Pot clubs in Ashland must wait for answers

December 01, 2005

Karen Holzmeister, Oakland Tribune

People for and against medical marijuana clinics in unincorporated areas were looking for answers Thursday.

But an appeals panel, which spent an hour listening to testimony about two Ashland cannabis clubs that were denied operating permits, did not have any.

The four-member panel of Alameda County administrators listened impassively to emotional and occasionally tearful speakers before sheriff's Capt. William Eskridge, who served as the meeting's chairman, said written decisions would be delivered in 10 days.

Those judgments, whether pro or con, are likely to spur further appeals to county supervisors about where pot shops can operate in communities such as Ashland, Castro Valley, Cherryland and San Lorenzo.

The Health Center and The Alameda County Resource Center were front and center Thursday. Both were denied permits initially because they were too close to schools and, in the case of the resource center, an Alcoholics Anonymous meeting hall.

Tony Dowden said he comes to Ashland from Santa Clara for marijuana to relieve pain from osteoarthritis and rheumatoid arthritis.
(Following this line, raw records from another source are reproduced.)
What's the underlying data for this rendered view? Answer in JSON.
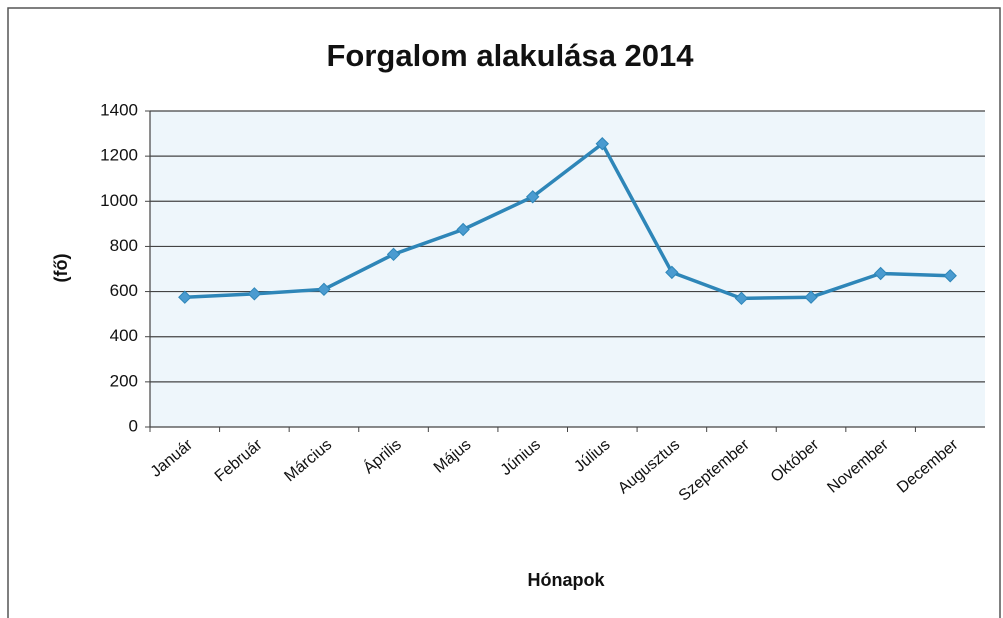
{
  "chart_data": {
    "type": "line",
    "title": "Forgalom alakulása 2014",
    "x_label": "Hónapok",
    "y_label": "(fő)",
    "categories": [
      "Január",
      "Február",
      "Március",
      "Április",
      "Május",
      "Június",
      "Július",
      "Augusztus",
      "Szeptember",
      "Október",
      "November",
      "December"
    ],
    "series": [
      {
        "name": "Forgalom",
        "color": "#2e86b8",
        "values": [
          575,
          590,
          610,
          765,
          875,
          1020,
          1255,
          685,
          570,
          575,
          680,
          670
        ]
      }
    ],
    "ylim": [
      0,
      1400
    ],
    "yticks": [
      0,
      200,
      400,
      600,
      800,
      1000,
      1200,
      1400
    ],
    "grid": true
  }
}
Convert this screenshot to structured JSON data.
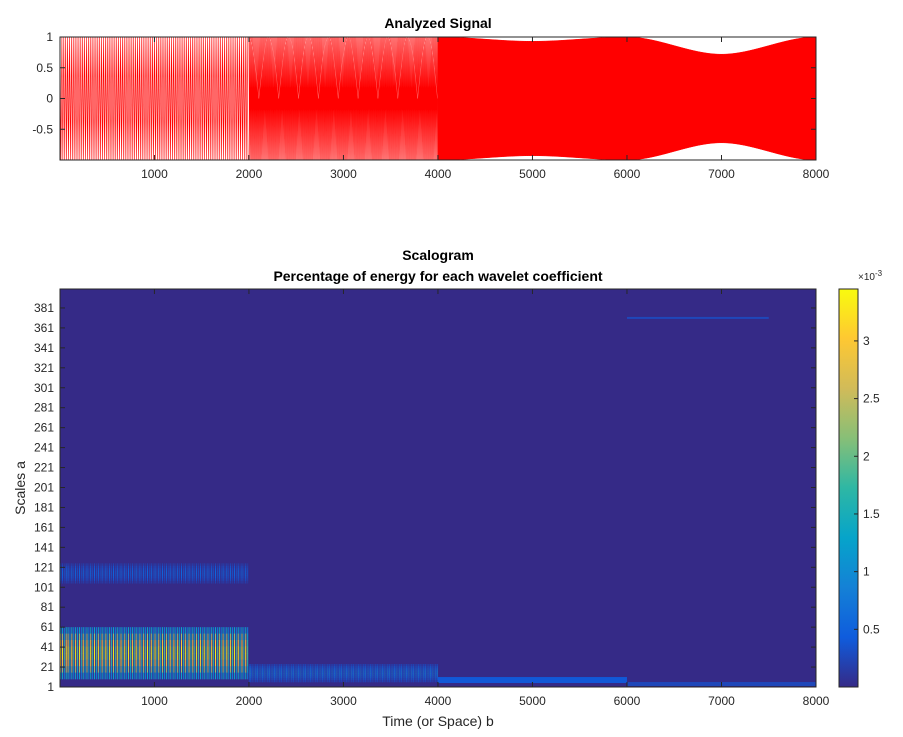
{
  "chart_data": [
    {
      "type": "line",
      "title": "Analyzed Signal",
      "xlim": [
        1,
        8000
      ],
      "ylim": [
        -1,
        1
      ],
      "x_ticks": [
        1000,
        2000,
        3000,
        4000,
        5000,
        6000,
        7000,
        8000
      ],
      "x_tick_labels": [
        "1000",
        "2000",
        "3000",
        "4000",
        "5000",
        "6000",
        "7000",
        "8000"
      ],
      "y_ticks": [
        1,
        0.5,
        0,
        -0.5
      ],
      "y_tick_labels": [
        "1",
        "0.5",
        "0",
        "-0.5"
      ],
      "line_color": "#ff0000",
      "segments": [
        {
          "x_start": 1,
          "x_end": 2000,
          "period": 20
        },
        {
          "x_start": 2000,
          "x_end": 4000,
          "period": 10
        },
        {
          "x_start": 4000,
          "x_end": 8000,
          "period": 2
        }
      ],
      "envelope_notches": [
        {
          "x": 5000,
          "min_amplitude": 0.93
        },
        {
          "x": 7000,
          "min_amplitude": 0.72
        }
      ]
    },
    {
      "type": "heatmap",
      "title": "Scalogram",
      "subtitle": "Percentage of energy for each wavelet coefficient",
      "xlabel": "Time (or Space) b",
      "ylabel": "Scales a",
      "xlim": [
        1,
        8000
      ],
      "ylim": [
        1,
        400
      ],
      "x_ticks": [
        1000,
        2000,
        3000,
        4000,
        5000,
        6000,
        7000,
        8000
      ],
      "x_tick_labels": [
        "1000",
        "2000",
        "3000",
        "4000",
        "5000",
        "6000",
        "7000",
        "8000"
      ],
      "y_ticks": [
        1,
        21,
        41,
        61,
        81,
        101,
        121,
        141,
        161,
        181,
        201,
        221,
        241,
        261,
        281,
        301,
        321,
        341,
        361,
        381
      ],
      "y_tick_labels": [
        "1",
        "21",
        "41",
        "61",
        "81",
        "101",
        "121",
        "141",
        "161",
        "181",
        "201",
        "221",
        "241",
        "261",
        "281",
        "301",
        "321",
        "341",
        "361",
        "381"
      ],
      "colormap": "parula",
      "background_color": "#352a87",
      "colorbar": {
        "exponent_label": "×10",
        "exponent": "-3",
        "ticks": [
          0.5,
          1,
          1.5,
          2,
          2.5,
          3
        ],
        "tick_labels": [
          "0.5",
          "1",
          "1.5",
          "2",
          "2.5",
          "3"
        ],
        "range": [
          0.0,
          3.45
        ]
      },
      "energy_bands": [
        {
          "x_start": 1,
          "x_end": 2000,
          "scale_center": 35,
          "scale_halfwidth": 26,
          "peak": 3.4,
          "stripe_period": 20
        },
        {
          "x_start": 1,
          "x_end": 2000,
          "scale_center": 115,
          "scale_halfwidth": 10,
          "peak": 0.55,
          "stripe_period": 20
        },
        {
          "x_start": 2000,
          "x_end": 4000,
          "scale_center": 15,
          "scale_halfwidth": 9,
          "peak": 0.85,
          "stripe_period": 12
        },
        {
          "x_start": 4000,
          "x_end": 6000,
          "scale_center": 8,
          "scale_halfwidth": 3,
          "peak": 0.4,
          "stripe_period": 0
        },
        {
          "x_start": 6000,
          "x_end": 8000,
          "scale_center": 4,
          "scale_halfwidth": 2,
          "peak": 0.25,
          "stripe_period": 0
        },
        {
          "x_start": 6000,
          "x_end": 7500,
          "scale_center": 371,
          "scale_halfwidth": 1,
          "peak": 0.25,
          "stripe_period": 0
        }
      ]
    }
  ]
}
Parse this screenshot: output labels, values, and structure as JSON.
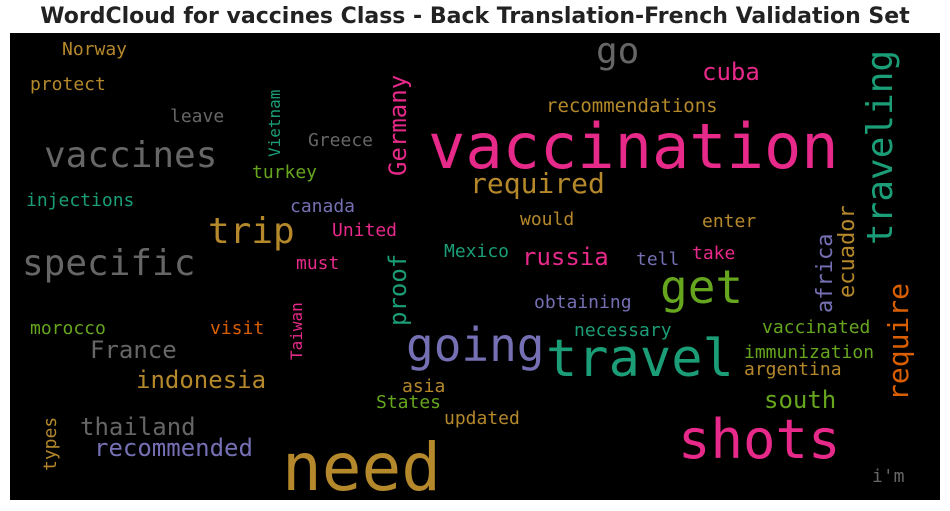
{
  "title": "WordCloud for vaccines Class - Back Translation-French Validation Set",
  "colors": {
    "background": "#000000",
    "pink": "#e7298a",
    "gold": "#b5892b",
    "teal": "#1b9e77",
    "gray": "#666666",
    "green": "#66a61e",
    "purple": "#7570b3",
    "orange": "#d95f02"
  },
  "words": [
    {
      "text": "need",
      "color": "pink2gold"
    },
    {
      "text": "vaccination"
    },
    {
      "text": "shots"
    },
    {
      "text": "travel"
    },
    {
      "text": "going"
    },
    {
      "text": "get"
    },
    {
      "text": "traveling"
    },
    {
      "text": "vaccines"
    },
    {
      "text": "specific"
    },
    {
      "text": "trip"
    },
    {
      "text": "go"
    },
    {
      "text": "required"
    },
    {
      "text": "require"
    },
    {
      "text": "cuba"
    },
    {
      "text": "Germany"
    },
    {
      "text": "recommendations"
    },
    {
      "text": "ecuador"
    },
    {
      "text": "africa"
    },
    {
      "text": "russia"
    },
    {
      "text": "proof"
    },
    {
      "text": "indonesia"
    },
    {
      "text": "France"
    },
    {
      "text": "thailand"
    },
    {
      "text": "recommended"
    },
    {
      "text": "south"
    },
    {
      "text": "Norway"
    },
    {
      "text": "protect"
    },
    {
      "text": "leave"
    },
    {
      "text": "Vietnam"
    },
    {
      "text": "Greece"
    },
    {
      "text": "turkey"
    },
    {
      "text": "injections"
    },
    {
      "text": "canada"
    },
    {
      "text": "would"
    },
    {
      "text": "enter"
    },
    {
      "text": "United"
    },
    {
      "text": "Mexico"
    },
    {
      "text": "tell"
    },
    {
      "text": "take"
    },
    {
      "text": "must"
    },
    {
      "text": "obtaining"
    },
    {
      "text": "morocco"
    },
    {
      "text": "visit"
    },
    {
      "text": "Taiwan"
    },
    {
      "text": "necessary"
    },
    {
      "text": "vaccinated"
    },
    {
      "text": "immunization"
    },
    {
      "text": "argentina"
    },
    {
      "text": "asia"
    },
    {
      "text": "States"
    },
    {
      "text": "updated"
    },
    {
      "text": "types"
    },
    {
      "text": "i'm"
    }
  ]
}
The Alameda County Resource Center, one of the clinics seeking permits, "is like home," and a place where "there's nothing to be afraid of."

Dowden and John Bain of Fremont, who has Crohn's disease, said resource center operators provide them with marijuana, even when they do not have money, to avoid trips to the hospital.

But San Lorenzan Peter Hagberg and Nancy Van Huffel, the San Lorenzo Village Homes Association administrator, urged the panel to adhere to the ordinance, which prohibits medical marijuana clinics within 1,000 feet of a school and other facilities.

Hagberg said he sees too many men in their 20s and 30s at the clinics who do not look like they need marijuana for medical reasons. They are, he claimed, "very healthy, not sick" and don't look like they care for people who are ill.

Six clinics are now open in Ashland and Cherryland, but their numbers will be reduced to three under a county ordinance adopted by supervisors earlier this year. The three dispensaries must be in separate, specifically defined geographic areas and receive county permits.

Jack Norton, who operates The Health Center, and Paul Baerwald, who described himself as the "proprietor" of the Alameda County Resource Center, both asked for time to find new locations.

Since their applications were rejected only on the basis of location, those documents should be approved if an appropriate site is found, they added.

"I have been personally looking and working with several Realtors in order to find an ideal location," Norton told the panel. "The Health Center is one of the only dispensaries in the area which has not been subject to an armed robbery or violent crime."

One Cherryland dispensary has tentative approval, and applications submitted by three other dispensaries in Cherryland and Ashland are still being reviewed.